Barely 20 years ago, the snow line to the Kashmir valley's east was just above areas like Pahalgam and Sonmarg -- 3,200 meters (10,499 ft). Currently, the line has receded to the Shiashnag area which is at an altitude of 5,000 meters. The same is true of the Pir Panjal mountain range in the west where the snow line was above Kongwatan and Zaznar (3,000-3,500 meters).

Most of the glaciers from Harmuk to Drungdrung have significantly receded.

Fifty years ago, the Chenab basin used to have about 8,000 square kilometers (3,088 square miles) under glaciers, permanent and ephemeral snow cover, as compared to the present 4,100 sq km. The Pir Panjal range hardly has any glaciers at present.

"Currently the line has receded to the Shiashnag area which is at an altitude of 5,000 m (16,404 ft) only. The same is true of the Pirpanjal mountain range in the west where the snow line was above Kongwatan and Zaznar (at an altitude of) 3,000-3,500 m (9,842-13,123 ft),” said a report by ActionAid, a global federation working on issues related to climate change, and poverty.

In 1996, a parliamentary panel led by Nitish Sengupta sought regulations to bring down the footfall of tourists and pilgrims to preserve the region's fragile ecology and environment. It is interesting to note that the Hindu nationalist Bharatiya Janata Party (BJP) government in the Himalayan Uttarakhand state applied recommendations of Sengupta's report in Gangotri in 2008 by restricting the number of pilgrims and tourists to 150 a day at Gomukh, the origin of the Ganges, the holy Hindu shrine.

Many countries have regulated tourist inflows into their mountainous regions. India's national environment policy also calls for measures "to regulate tourist inflows into mountain regions to ensure that these remain within the carrying capacity of the mountain ecology."

Barring certain water bodies that are spring-fed, most of the streams of the Indus water system are glacier-fed. Since early melting triggers massive discharge in rivers, the water bodies lack the adequate quantity later once the agricultural activity begins leading to droughts.
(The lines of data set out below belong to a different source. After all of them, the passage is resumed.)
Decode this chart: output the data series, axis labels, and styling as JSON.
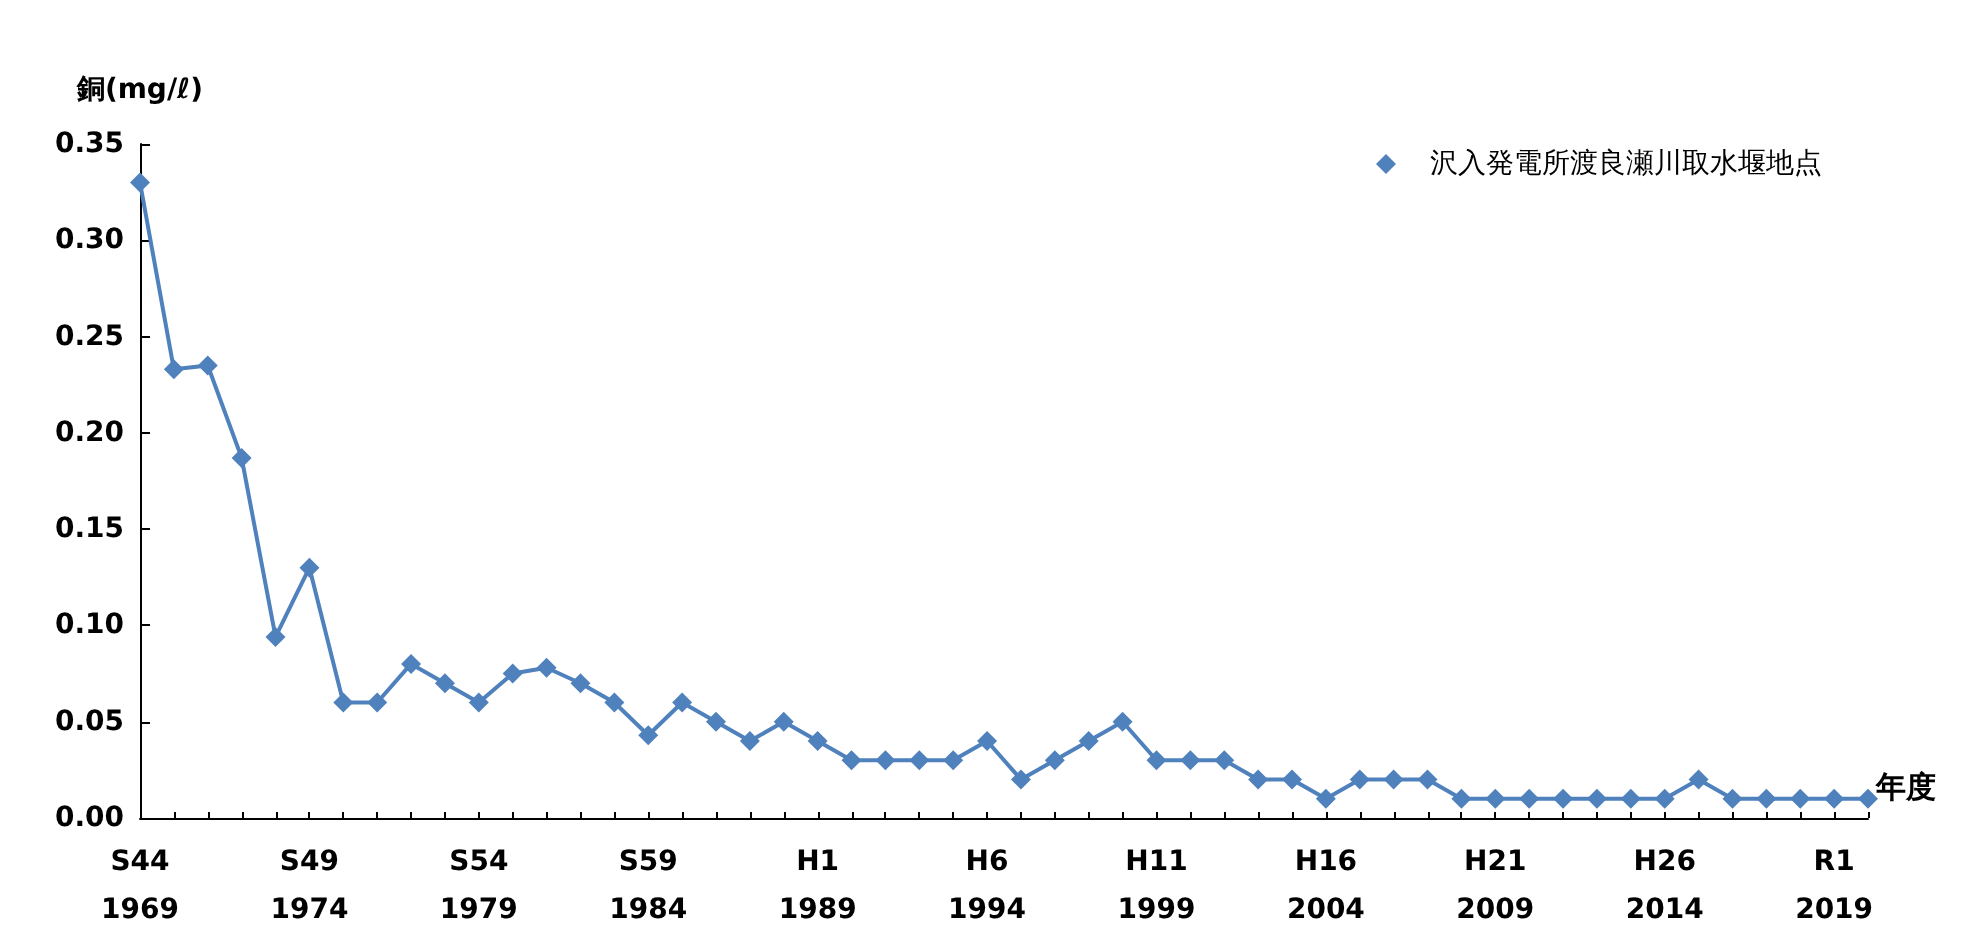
{
  "chart_data": {
    "type": "line",
    "ylabel": "銅(mg/ℓ)",
    "xlabel": "年度",
    "categories": [
      "S44\n1969",
      null,
      null,
      null,
      null,
      "S49\n1974",
      null,
      null,
      null,
      null,
      "S54\n1979",
      null,
      null,
      null,
      null,
      "S59\n1984",
      null,
      null,
      null,
      null,
      "H1\n1989",
      null,
      null,
      null,
      null,
      "H6\n1994",
      null,
      null,
      null,
      null,
      "H11\n1999",
      null,
      null,
      null,
      null,
      "H16\n2004",
      null,
      null,
      null,
      null,
      "H21\n2009",
      null,
      null,
      null,
      null,
      "H26\n2014",
      null,
      null,
      null,
      null,
      "R1\n2019",
      null
    ],
    "series": [
      {
        "name": "沢入発電所渡良瀬川取水堰地点",
        "color": "#4f81bd",
        "values": [
          0.33,
          0.233,
          0.235,
          0.187,
          0.094,
          0.13,
          0.06,
          0.06,
          0.08,
          0.07,
          0.06,
          0.075,
          0.078,
          0.07,
          0.06,
          0.043,
          0.06,
          0.05,
          0.04,
          0.05,
          0.04,
          0.03,
          0.03,
          0.03,
          0.03,
          0.04,
          0.02,
          0.03,
          0.04,
          0.05,
          0.03,
          0.03,
          0.03,
          0.02,
          0.02,
          0.01,
          0.02,
          0.02,
          0.02,
          0.01,
          0.01,
          0.01,
          0.01,
          0.01,
          0.01,
          0.01,
          0.02,
          0.01,
          0.01,
          0.01,
          0.01,
          0.01
        ]
      }
    ],
    "ylim": [
      0,
      0.35
    ],
    "yticks": [
      {
        "value": 0,
        "label": "0.00"
      },
      {
        "value": 0.05,
        "label": "0.05"
      },
      {
        "value": 0.1,
        "label": "0.10"
      },
      {
        "value": 0.15,
        "label": "0.15"
      },
      {
        "value": 0.2,
        "label": "0.20"
      },
      {
        "value": 0.25,
        "label": "0.25"
      },
      {
        "value": 0.3,
        "label": "0.30"
      },
      {
        "value": 0.35,
        "label": "0.35"
      }
    ],
    "grid": false,
    "legend": "top right",
    "marker": "diamond",
    "line_style": "solid"
  }
}
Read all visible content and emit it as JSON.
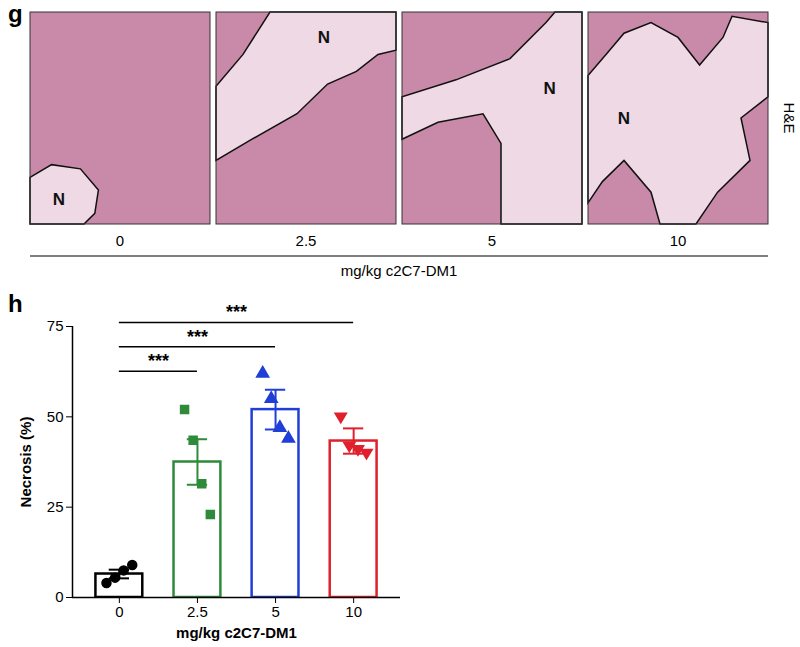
{
  "panel_g": {
    "label": "g",
    "stain": "H&E",
    "region_label": "N",
    "conditions": [
      "0",
      "2.5",
      "5",
      "10"
    ],
    "xlabel": "mg/kg c2C7-DM1"
  },
  "chart_data": {
    "type": "bar",
    "label": "h",
    "categories": [
      "0",
      "2.5",
      "5",
      "10"
    ],
    "values": [
      6.5,
      37.5,
      52,
      43.3
    ],
    "errors": [
      1.2,
      6.3,
      5.5,
      3.5
    ],
    "points": [
      [
        4,
        5.5,
        7.5,
        9
      ],
      [
        52,
        43.5,
        31.5,
        23
      ],
      [
        62,
        55,
        47,
        44
      ],
      [
        50,
        42,
        41,
        40
      ]
    ],
    "colors": [
      "#000000",
      "#2e8b3a",
      "#1f3fd6",
      "#e0202c"
    ],
    "markers": [
      "circle",
      "square",
      "triangle",
      "triangle-down"
    ],
    "xlabel": "mg/kg c2C7-DM1",
    "ylabel": "Necrosis (%)",
    "ylim": [
      0,
      75
    ],
    "yticks": [
      0,
      25,
      50,
      75
    ],
    "annotations": [
      {
        "from": "0",
        "to": "2.5",
        "label": "***"
      },
      {
        "from": "0",
        "to": "5",
        "label": "***"
      },
      {
        "from": "0",
        "to": "10",
        "label": "***"
      }
    ]
  }
}
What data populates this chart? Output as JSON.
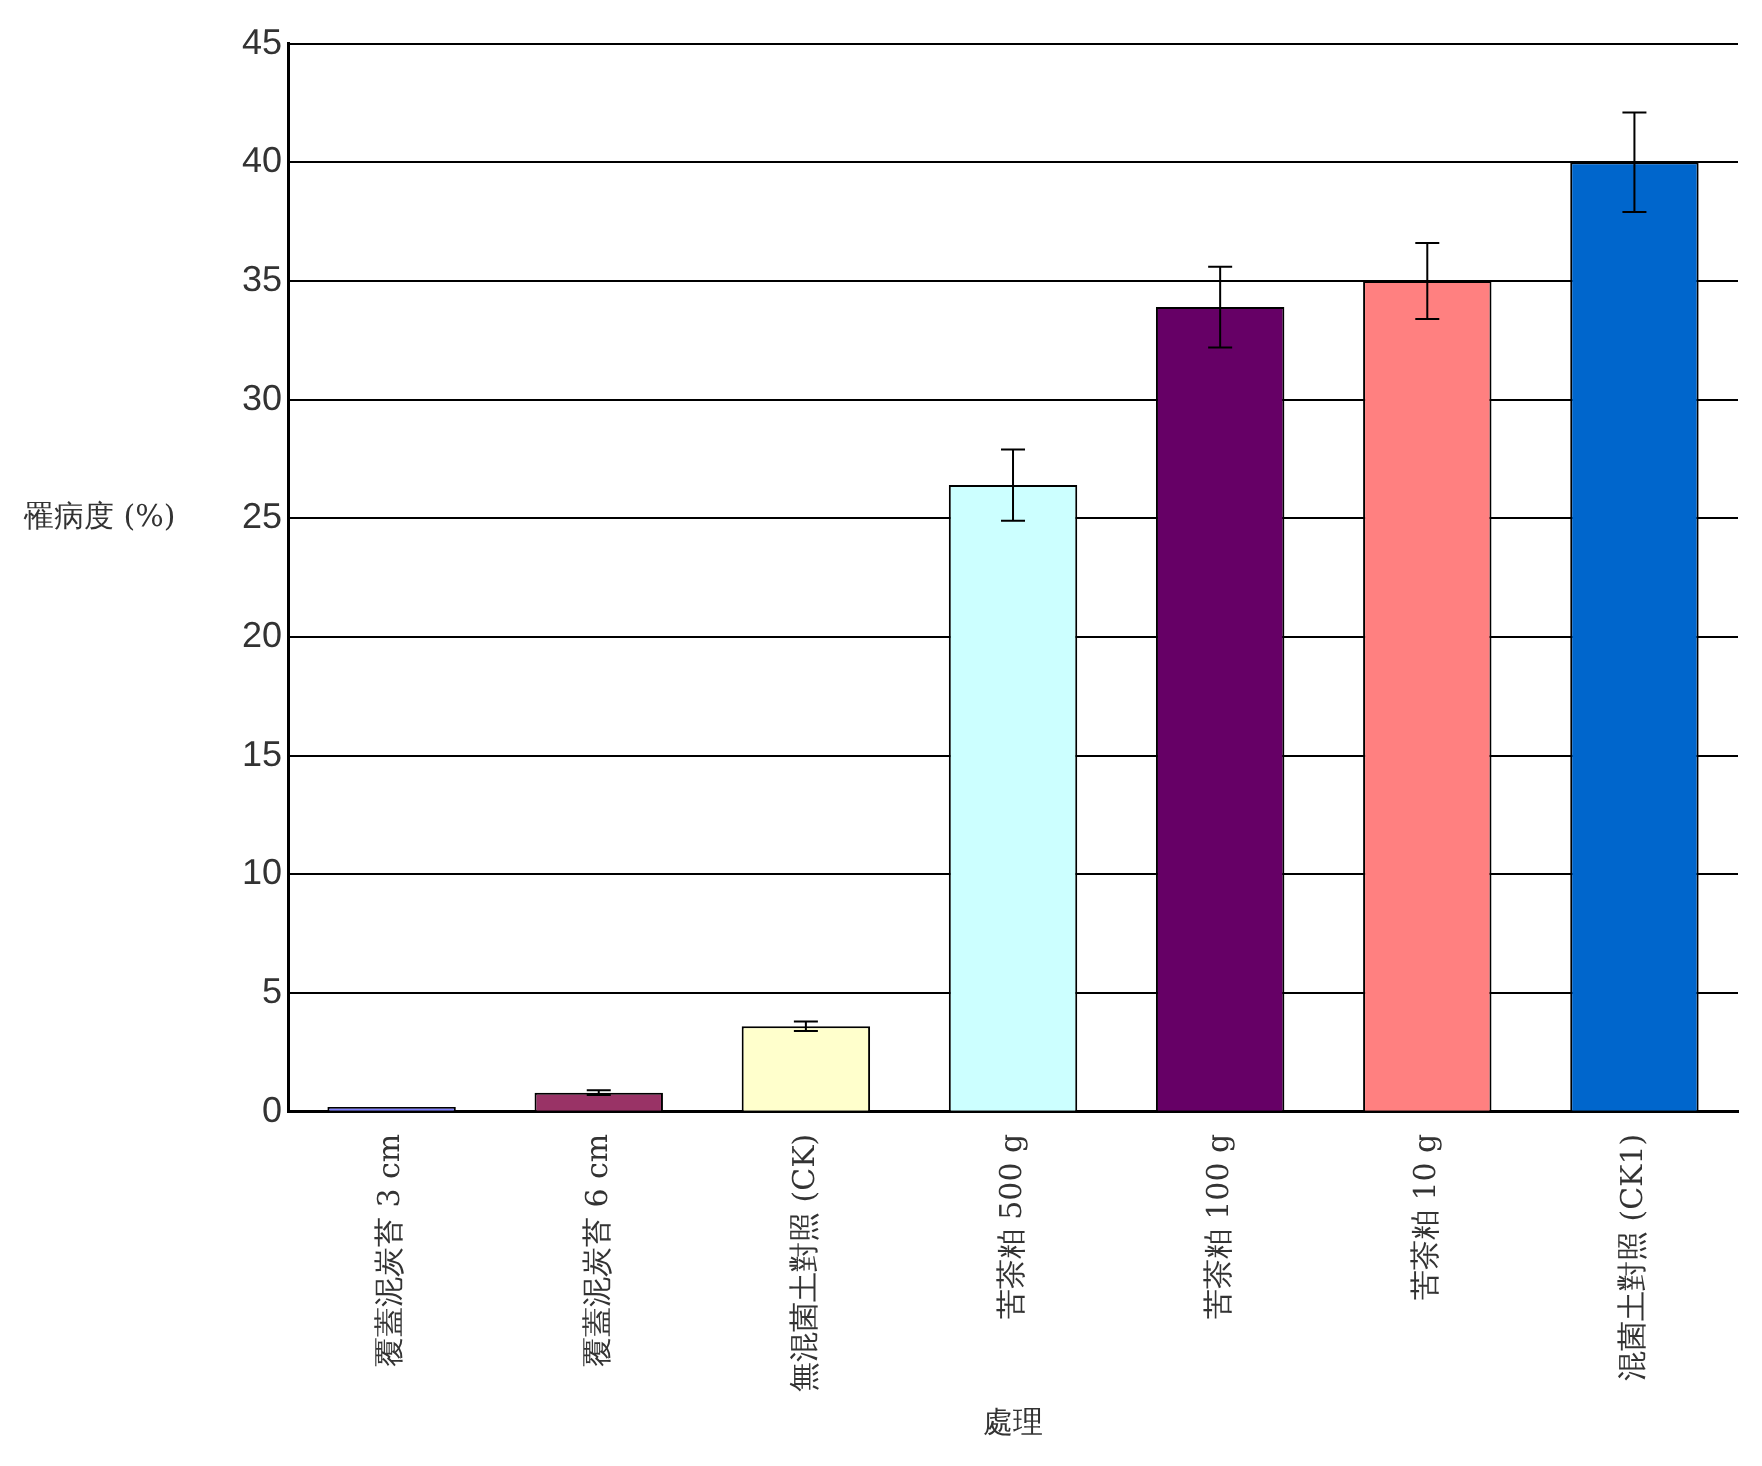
{
  "chart_data": {
    "type": "bar",
    "xlabel": "處理",
    "ylabel": "罹病度 (%)",
    "categories": [
      "覆蓋泥炭苔 3 cm",
      "覆蓋泥炭苔 6 cm",
      "無混菌土對照 (CK)",
      "苦茶粕 500 g",
      "苦茶粕 100 g",
      "苦茶粕 10 g",
      "混菌土對照 (CK1)"
    ],
    "values": [
      0.2,
      0.8,
      3.6,
      26.4,
      33.9,
      35.0,
      40.0
    ],
    "colors": [
      "#8080ff",
      "#993366",
      "#ffffcc",
      "#ccffff",
      "#660066",
      "#ff8080",
      "#0066cc"
    ],
    "errors": [
      null,
      0.1,
      0.2,
      1.5,
      1.7,
      1.6,
      2.1
    ],
    "ylim": [
      0,
      45
    ],
    "yticks": [
      0,
      5,
      10,
      15,
      20,
      25,
      30,
      35,
      40,
      45
    ],
    "grid": "y",
    "legend": false
  }
}
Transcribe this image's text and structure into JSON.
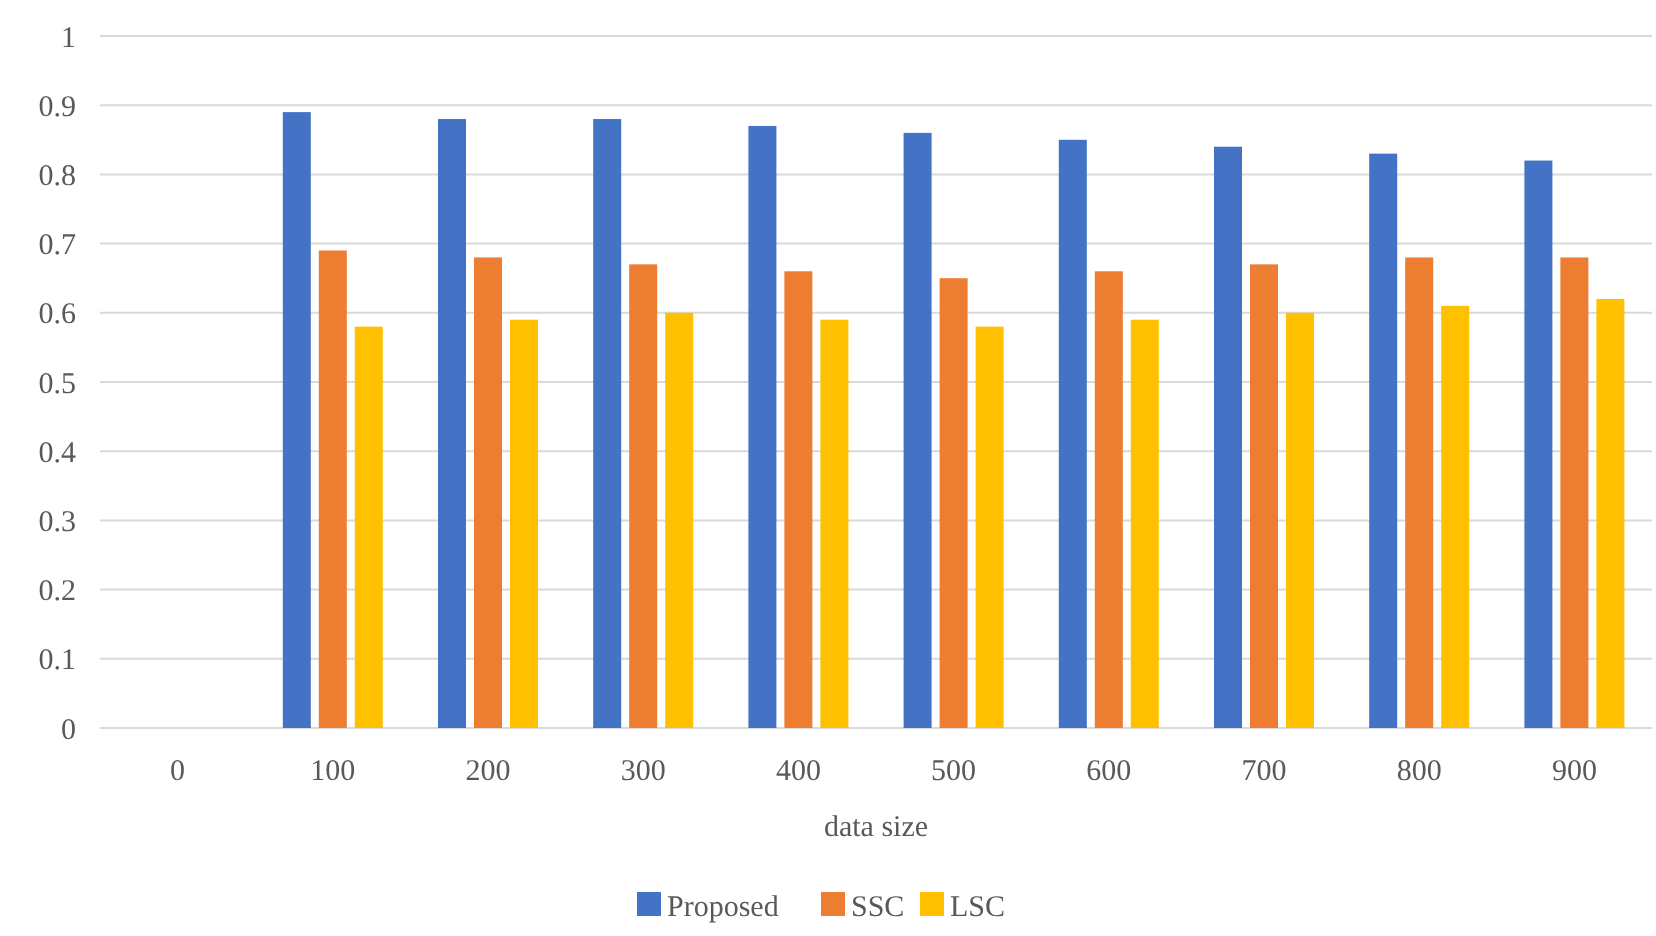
{
  "chart_data": {
    "type": "bar",
    "xlabel": "data size",
    "categories": [
      "0",
      "100",
      "200",
      "300",
      "400",
      "500",
      "600",
      "700",
      "800",
      "900"
    ],
    "series": [
      {
        "name": "Proposed",
        "color": "#4472c4",
        "values": [
          null,
          0.89,
          0.88,
          0.88,
          0.87,
          0.86,
          0.85,
          0.84,
          0.83,
          0.82
        ]
      },
      {
        "name": "SSC",
        "color": "#ed7d31",
        "values": [
          null,
          0.69,
          0.68,
          0.67,
          0.66,
          0.65,
          0.66,
          0.67,
          0.68,
          0.68
        ]
      },
      {
        "name": "LSC",
        "color": "#ffc000",
        "values": [
          null,
          0.58,
          0.59,
          0.6,
          0.59,
          0.58,
          0.59,
          0.6,
          0.61,
          0.62
        ]
      }
    ],
    "ylim": [
      0,
      1
    ],
    "yticks": [
      0,
      0.1,
      0.2,
      0.3,
      0.4,
      0.5,
      0.6,
      0.7,
      0.8,
      0.9,
      1
    ],
    "grid": "y",
    "legend": "bottom"
  }
}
The capital of Indian-administered Kashmir Srinagar was labeled as Venice of the East, because of the elaborate network of canals. In the city, the main channel of transportation was a water body called Nallah Maar. But in 1977, it was filled up and a paved road replaced the stream, which used to also work as a flood channel for River Jhelum.


Mutilating geography

The story of mutilating the geography – a ready invitation to floods and disasters – is repeated everywhere in South Asia, where old canals and streams have been paved, giving way to constructions.

No doubt terrorism poses a threat to countries, but the current floods in Pakistan, India, and Afghanistan and earlier inundation of Kashmir Valley in 2014 because of incessant rains and melting of snow have once again proved that climate change is a greater threat to humanity with far-reaching consequences. The impact of disasters is long-lasting and affects generations.

There is time for South Asian countries to sit together and find a solution to this threat. A mechanism can be set up under the eight-member South Asian Association of Regional Cooperation (SAARC) or the Shanghai Cooperation Organization (SCO). Since the SCO is meeting in the Uzbek city of Samarkand from Sept. 15-16, the leaders need to attend to this issue on priority to save human lives from frequent disasters in the region.

*Opinions expressed in this article are the author's own and do not necessarily reflect the editorial policy of Anadolu Agency.